Plasmodium falciparum Falcipain-2a Polymorphisms in Southeast Asia and Their Association With Artemisinin Resistance

Abstract

Background: Falcipain-2a ([FP2a] PF3D7_1115700) is a Plasmodium falciparum cysteine protease and hemoglobinase. Functional FP2a is required for potent activity of artemisinin, and in vitro selection for artemisinin resistance selected for an FP2a nonsense mutation.

Methods: To investigate associations between FP2a polymorphisms and artemisinin resistance and to characterize the diversity of the enzyme in parasites from the China-Myanmar border, we sequenced the full-length FP2a gene in 140 P falciparum isolates collected during 2004-2011.

Results: The isolates were grouped into 8 different haplotype groups. Haplotype group I appeared in samples obtained after 2008, coinciding with implementation of artemisinin-based combination therapy in this region. In functional studies, compared with wild-type parasites, the FP2a haplotypes demonstrated increased ring survival, and all haplotype groups exhibited significantly reduced FP2a activity, with group I showing the slowest protease kinetics and reduced parasite fitness.

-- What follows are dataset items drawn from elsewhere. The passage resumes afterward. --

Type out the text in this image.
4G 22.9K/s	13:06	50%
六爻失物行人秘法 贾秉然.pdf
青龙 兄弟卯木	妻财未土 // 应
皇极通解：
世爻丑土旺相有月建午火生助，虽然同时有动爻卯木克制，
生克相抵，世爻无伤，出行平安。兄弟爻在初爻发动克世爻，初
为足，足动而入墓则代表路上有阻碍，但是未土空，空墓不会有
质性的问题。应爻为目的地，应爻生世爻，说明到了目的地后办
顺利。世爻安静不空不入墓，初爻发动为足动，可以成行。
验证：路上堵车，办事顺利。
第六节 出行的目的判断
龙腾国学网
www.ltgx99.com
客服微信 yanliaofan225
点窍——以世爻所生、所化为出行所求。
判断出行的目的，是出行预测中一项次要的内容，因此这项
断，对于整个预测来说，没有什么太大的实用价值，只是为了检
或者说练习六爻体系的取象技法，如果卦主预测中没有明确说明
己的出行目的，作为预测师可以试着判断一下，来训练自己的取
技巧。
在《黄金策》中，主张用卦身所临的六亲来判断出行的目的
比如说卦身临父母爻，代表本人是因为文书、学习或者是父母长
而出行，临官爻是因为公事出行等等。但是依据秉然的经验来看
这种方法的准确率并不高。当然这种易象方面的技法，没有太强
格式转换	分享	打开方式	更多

Conclusions: These results suggest that altered hemoglobin digestion due to FP2a mutations may contribute to artemisinin resistance.

Figure 1.

Falcipain-2a (FP2a) haplotypes of 140 China-Myanmar Plasmodium falciparum isolates. (A) Domain organization of the FP2a protein showing functional cysteine protease domain ([CP] amino acids [AA], 261–482), inhibitor domain ([ID] AA, 165–222), and the transmembrane domain ([TM] AA, 35–57). (B) Twenty-five distinct haplotypes identified in the 140 isolates were categorized into 8 haplotype groups based on sequence phylogeny. The left panel shows each haplotype groups and their frequency in 140 samples. The bar graph (right) shows the proportions of haplotype groups over time.

Figure 2.

Three-dimensional modeling of Pf3D7-falcipain-2a (FP2a) (amino acids, 245–484) using 3PNR.pdb. (A) Single-nucleotide polymorphisms in the protease domain (T343P, D345G, A353T, V393I, A400P, and Q414E) and the prodomain (M245I, E248D, E249A, K255R, and N257E) are highlighted. (B) A353, A400, and Q414 lie in the binding interface of FP2a and its inhibitor. A353 is partially buried, whereas A400 is fully buried in the interface and located in the middle of a short helix. (C) Q414 forms a hydrogen bond with the inhibitor. Abbreviation: ICP, Plasmodium berghei homolog of falstatin (inhibitor of cysteine proteases).

Figure 3.

Phenotypic characterization of representative isolates. (A) Mean survival rates from ring-stage survival assay of 140 isolates grouped according to falcipain-2a (FP2a) haplotype groups (I–VIII). Wild type (WT) = 3D7 and 3 field isolates with WT K13 and FP2a sequences. ALL = mean for all 137 isolates with FP2a single-nucleotide polymorphisms (SNPs). (B) Mean growth in amino acid-depleted complete medium (CM-AA) of 29 representative isolates. ALL = mean growth in CM-AA for all 27 isolates with FP2a SNPs. (C) Average number of merozoites (N_avg) in the mature schizonts of 29 representative isolates. ALL = mean N_avg for all 27 isolates with FP2a SNPs. *, P < .05 (t test) vs WT in A–C. (D) Michealis-Menten curve-fits of Z-LR-AMC hydrolysis by trophozoite extracts from WT and parasites in haplotype groups I–VIII.